Lauren releva enfin les yeux de sa pile de papier et ne put se retenir de glousser en voyant que ses collègues n'avançaient pas aussi rapidement qu'elle l'avait imaginé.

Et tout ça, c'est de ta faute espèce de quiche, se blâma-t-elle en riant dans son for intérieur.

— Pardon les gars, j'ai oublié de vous mettre au parfum, c'est ça ? Le fait de revoir Matt qui sait déjà parfaitement comment gérer ce genre de dossier m'a un peu fait perdre de vue que vous étiez des novices dans le domaine. C'est bien ça qui te dérange, Thomas ? Tu ne sais pas quoi chercher ?

— J'avoue que ça serait mieux en sachant exactement quoi chercher, acquiesça le concerné. Je me doute que s'il manque de confiance en lui, on doit chercher quelqu'un qui n'a pas forcément eu d'antécédent avec la justice, ou alors dans le pire des cas pour des délits mineurs. Enfin, ça s'est vraiment dans le cas où il manquerait de confiance en lui.

Lauren leva les yeux au ciel. Elle avait perçu que son collègue avait tenté d'ajouter son grain de sel avant qu'Alexander ne leur annonce que son logiciel avait terminé de faire un premier tri. Elle sentait qu'elle allait une nouvelle fois avoir des comptes à lui rendre.

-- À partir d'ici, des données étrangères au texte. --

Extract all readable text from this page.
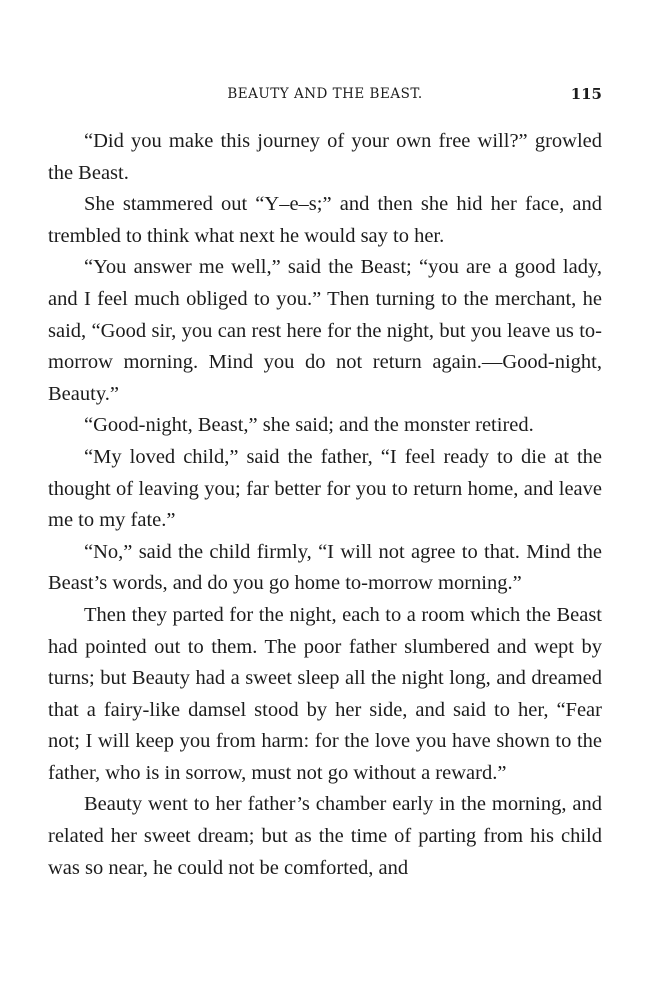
BEAUTY AND THE BEAST.	115

“Did you make this journey of your own free will?” growled the Beast.

She stammered out “Y–e–s;” and then she hid her face, and trembled to think what next he would say to her.

“You answer me well,” said the Beast; “you are a good lady, and I feel much obliged to you.” Then turning to the merchant, he said, “Good sir, you can rest here for the night, but you leave us to-morrow morning. Mind you do not return again.—Good-night, Beauty.”

“Good-night, Beast,” she said; and the monster retired.

“My loved child,” said the father, “I feel ready to die at the thought of leaving you; far better for you to return home, and leave me to my fate.”

“No,” said the child firmly, “I will not agree to that. Mind the Beast’s words, and do you go home to-morrow morning.”

Then they parted for the night, each to a room which the Beast had pointed out to them. The poor father slumbered and wept by turns; but Beauty had a sweet sleep all the night long, and dreamed that a fairy-like damsel stood by her side, and said to her, “Fear not; I will keep you from harm: for the love you have shown to the father, who is in sorrow, must not go without a reward.”

Beauty went to her father’s chamber early in the morning, and related her sweet dream; but as the time of parting from his child was so near, he could not be comforted, and
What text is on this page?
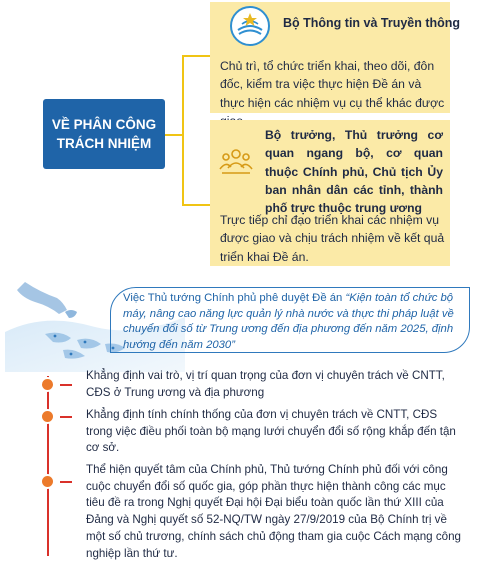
VỀ PHÂN CÔNG
TRÁCH NHIỆM
Bộ Thông tin và Truyền thông
Chủ trì, tổ chức triển khai, theo dõi, đôn đốc, kiểm tra việc thực hiện Đề án và thực hiện các nhiệm vụ cụ thể khác được
Bộ trưởng, Thủ trưởng cơ quan ngang bộ, cơ quan thuộc Chính phủ, Chủ tịch Ủy ban nhân dân các tỉnh, thành phố trực thuộc trung ương
Trực tiếp chỉ đạo triển khai các nhiệm vụ được giao và chịu trách nhiệm về kết quả triển khai Đề án.
Việc Thủ tướng Chính phủ phê duyệt Đề án “Kiện toàn tổ chức bộ máy, nâng cao năng lực quản lý nhà nước và thực thi pháp luật về chuyển đổi số từ Trung ương đến địa phương đến năm 2025, định hướng đến năm 2030”
Khẳng định vai trò, vị trí quan trọng của đơn vị chuyên trách về CNTT, CĐS ở Trung ương và địa phương
Khẳng định tính chính thống của đơn vị chuyên trách về CNTT, CĐS trong việc điều phối toàn bộ mạng lưới chuyển đổi số rộng khắp đến tận cơ sở.
Thể hiện quyết tâm của Chính phủ, Thủ tướng Chính phủ đối với công cuộc chuyển đổi số quốc gia, góp phần thực hiện thành công các mục tiêu đề ra trong Nghị quyết Đại hội Đại biểu toàn quốc lần thứ XIII của Đảng và Nghị quyết số 52-NQ/TW ngày 27/9/2019 của Bộ Chính trị về một số chủ trương, chính sách chủ động tham gia cuộc Cách mạng công nghiệp lần thứ tư.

— Vas-y, balance ce qui te chagrine, cracha-t-elle, lassée.

— Pour une fois, ce n'est pas pour remettre en doute ta théorie, se dédouana-t-il aussitôt. Après ce qu'il t'est arrivé, ça prouve bien que tu étais plus que sur la bonne voie. Je veux seulement essayer de comprendre. Je n'aime pas exécuter bêtement les ordres qu'on me donne, sans en comprendre le but. Tu n'arrêtes pas de nous bassiner avec le fait que ce salaud manque de confiance en lui, mais moi j'aimerai que tu me dises ce qui te fait penser ça, hormis le fait qu'il imite d'autres tueurs. Je trouve que c'est assez léger pour étayer ta théorie.

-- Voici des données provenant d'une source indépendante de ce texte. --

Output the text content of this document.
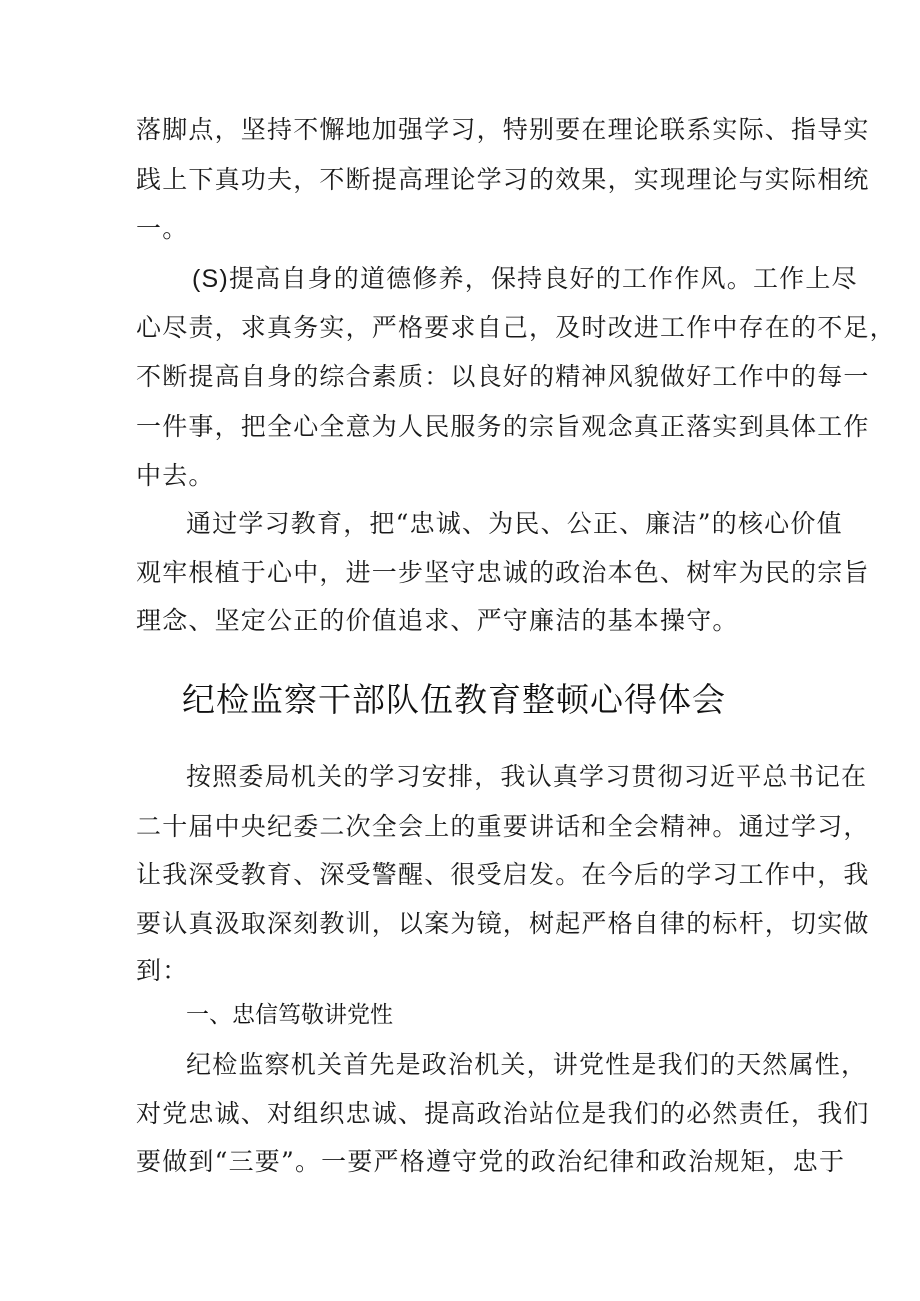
落脚点，坚持不懈地加强学习，特别要在理论联系实际、指导实
践上下真功夫，不断提高理论学习的效果，实现理论与实际相统
一。
(S)提高自身的道德修养，保持良好的工作作风。工作上尽
心尽责，求真务实，严格要求自己，及时改进工作中存在的不足，
不断提高自身的综合素质：以良好的精神风貌做好工作中的每一
一件事，把全心全意为人民服务的宗旨观念真正落实到具体工作
中去。
通过学习教育，把“忠诚、为民、公正、廉洁”的核心价值
观牢根植于心中，进一步坚守忠诚的政治本色、树牢为民的宗旨
理念、坚定公正的价值追求、严守廉洁的基本操守。
纪检监察干部队伍教育整顿心得体会
按照委局机关的学习安排，我认真学习贯彻习近平总书记在
二十届中央纪委二次全会上的重要讲话和全会精神。通过学习，
让我深受教育、深受警醒、很受启发。在今后的学习工作中，我
要认真汲取深刻教训，以案为镜，树起严格自律的标杆，切实做
到：
一、忠信笃敬讲党性
纪检监察机关首先是政治机关，讲党性是我们的天然属性，
对党忠诚、对组织忠诚、提高政治站位是我们的必然责任，我们
要做到“三要”。一要严格遵守党的政治纪律和政治规矩，忠于
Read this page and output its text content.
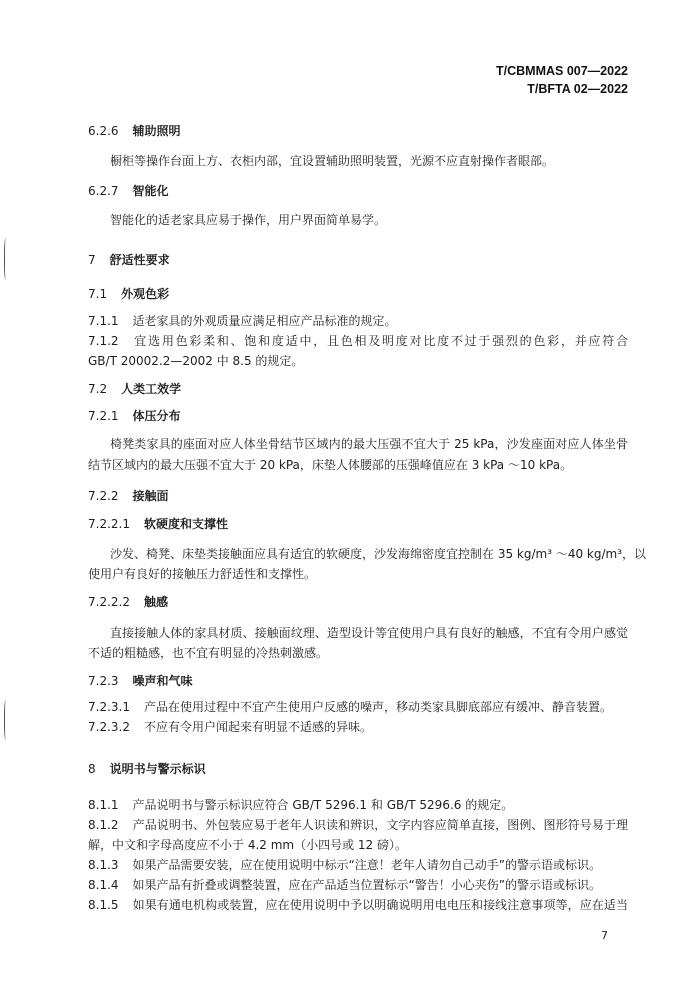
T/CBMMAS 007—2022
T/BFTA 02—2022
6.2.6 辅助照明
橱柜等操作台面上方、衣柜内部，宜设置辅助照明装置，光源不应直射操作者眼部。
6.2.7 智能化
智能化的适老家具应易于操作，用户界面简单易学。
7 舒适性要求
7.1 外观色彩
7.1.1 适老家具的外观质量应满足相应产品标准的规定。
7.1.2 宜选用色彩柔和、饱和度适中，且色相及明度对比度不过于强烈的色彩，并应符合
GB/T 20002.2—2002 中 8.5 的规定。
7.2 人类工效学
7.2.1 体压分布
椅凳类家具的座面对应人体坐骨结节区域内的最大压强不宜大于 25 kPa，沙发座面对应人体坐骨
结节区域内的最大压强不宜大于 20 kPa，床垫人体腰部的压强峰值应在 3 kPa ～10 kPa。
7.2.2 接触面
7.2.2.1 软硬度和支撑性
沙发、椅凳、床垫类接触面应具有适宜的软硬度，沙发海绵密度宜控制在 35 kg/m³ ～40 kg/m³，以
使用户有良好的接触压力舒适性和支撑性。
7.2.2.2 触感
直接接触人体的家具材质、接触面纹理、造型设计等宜使用户具有良好的触感，不宜有令用户感觉
不适的粗糙感，也不宜有明显的冷热刺激感。
7.2.3 噪声和气味
7.2.3.1 产品在使用过程中不宜产生使用户反感的噪声，移动类家具脚底部应有缓冲、静音装置。
7.2.3.2 不应有令用户闻起来有明显不适感的异味。
8 说明书与警示标识
8.1.1 产品说明书与警示标识应符合 GB/T 5296.1 和 GB/T 5296.6 的规定。
8.1.2 产品说明书、外包装应易于老年人识读和辨识，文字内容应简单直接，图例、图形符号易于理
解，中文和字母高度应不小于 4.2 mm（小四号或 12 磅）。
8.1.3 如果产品需要安装，应在使用说明中标示“注意！老年人请勿自己动手”的警示语或标识。
8.1.4 如果产品有折叠或调整装置，应在产品适当位置标示“警告！小心夹伤”的警示语或标识。
8.1.5 如果有通电机构或装置，应在使用说明中予以明确说明用电电压和接线注意事项等，应在适当
7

Lauren redescendit aussitôt. Elle n'aurait jamais imaginé que son collègue s'intéresserait à ce genre de détail. Pour elle, il n'était qu'un petit toutou bien dressé qui obéissait docilement à ses supérieurs sans se soucier des éléments extrinsèques. Plus elle travaillait avec lui, et plus elle se rendait compte que cette image qu'elle s'était faite de lui était erronée.

Eddy avait peut-être raison finalement, Thomas n'était pas un mauvais flic.

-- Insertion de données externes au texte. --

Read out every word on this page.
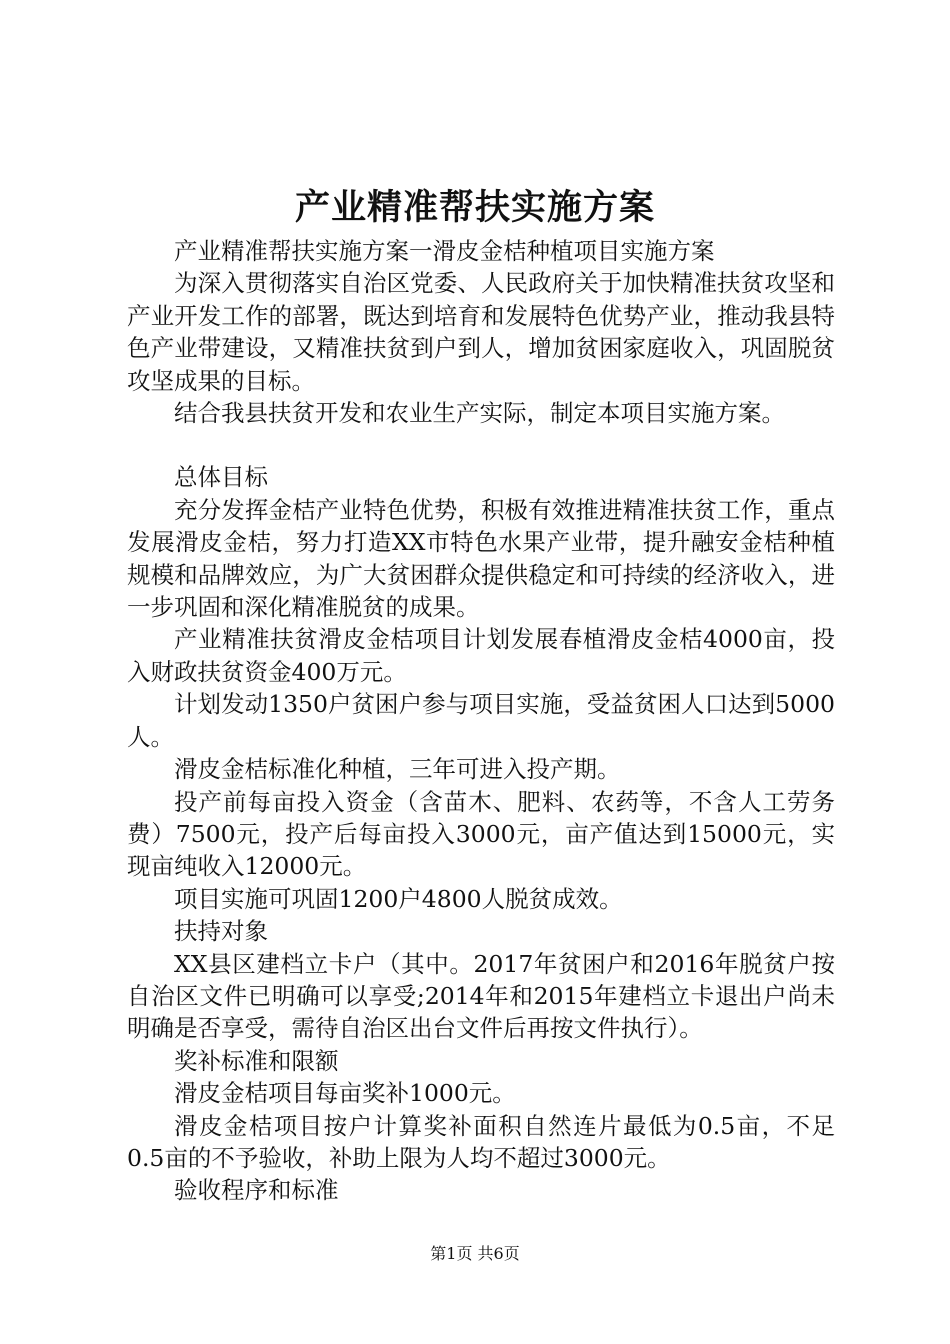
产业精准帮扶实施方案

产业精准帮扶实施方案一滑皮金桔种植项目实施方案

为深入贯彻落实自治区党委、人民政府关于加快精准扶贫攻坚和产业开发工作的部署，既达到培育和发展特色优势产业，推动我县特色产业带建设，又精准扶贫到户到人，增加贫困家庭收入，巩固脱贫攻坚成果的目标。

结合我县扶贫开发和农业生产实际，制定本项目实施方案。

总体目标

充分发挥金桔产业特色优势，积极有效推进精准扶贫工作，重点发展滑皮金桔，努力打造XX市特色水果产业带，提升融安金桔种植规模和品牌效应，为广大贫困群众提供稳定和可持续的经济收入，进一步巩固和深化精准脱贫的成果。

产业精准扶贫滑皮金桔项目计划发展春植滑皮金桔4000亩，投入财政扶贫资金400万元。

计划发动1350户贫困户参与项目实施，受益贫困人口达到5000人。

滑皮金桔标准化种植，三年可进入投产期。

投产前每亩投入资金（含苗木、肥料、农药等，不含人工劳务费）7500元，投产后每亩投入3000元，亩产值达到15000元，实现亩纯收入12000元。

项目实施可巩固1200户4800人脱贫成效。

扶持对象

XX县区建档立卡户（其中。2017年贫困户和2016年脱贫户按自治区文件已明确可以享受;2014年和2015年建档立卡退出户尚未明确是否享受，需待自治区出台文件后再按文件执行）。

奖补标准和限额

滑皮金桔项目每亩奖补1000元。

滑皮金桔项目按户计算奖补面积自然连片最低为0.5亩，不足0.5亩的不予验收，补助上限为人均不超过3000元。

验收程序和标准

第1页 共6页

— Non justement, ce simple détail veut dire beaucoup de choses sur lui. Les tueurs en série ont chacun leur identité, leur façon de faire qui leur est propre : leur mode opératoire. Même s'il peut évoluer au début de la carrière d'un tueur, ce mode opératoire finit par se stabiliser et devient commun pour chacune de ses victimes. C'est sa façon de faire à lui, sa façon de se démarquer des autres. Certains tueurs en série ajoutent même leur signature, c'est une marque visible qu'ils laissent soit sur leur scène de crime, aux alentours de la victime, soit sur la victime elle-même. Cette signature démontre la volonté des tueurs à exposer leur crime, ils en sont fiers, comme s'il s'agissait d'une œuvre d'art. Ils se considèrent comme des artistes en un sens. Notre type ne montre aucun mode opératoire spécifique ni de signature particulière, si ce n'est le viol systématique de ses victimes. Cette variante est la seule qu'il ajoute, la seule touche personnelle qu'il s'autorise pour s'approprier ses crimes. Hormis ça, il n'ose pas s'affirmer et ce trait de caractère se retrouve généralement dans son quotidien.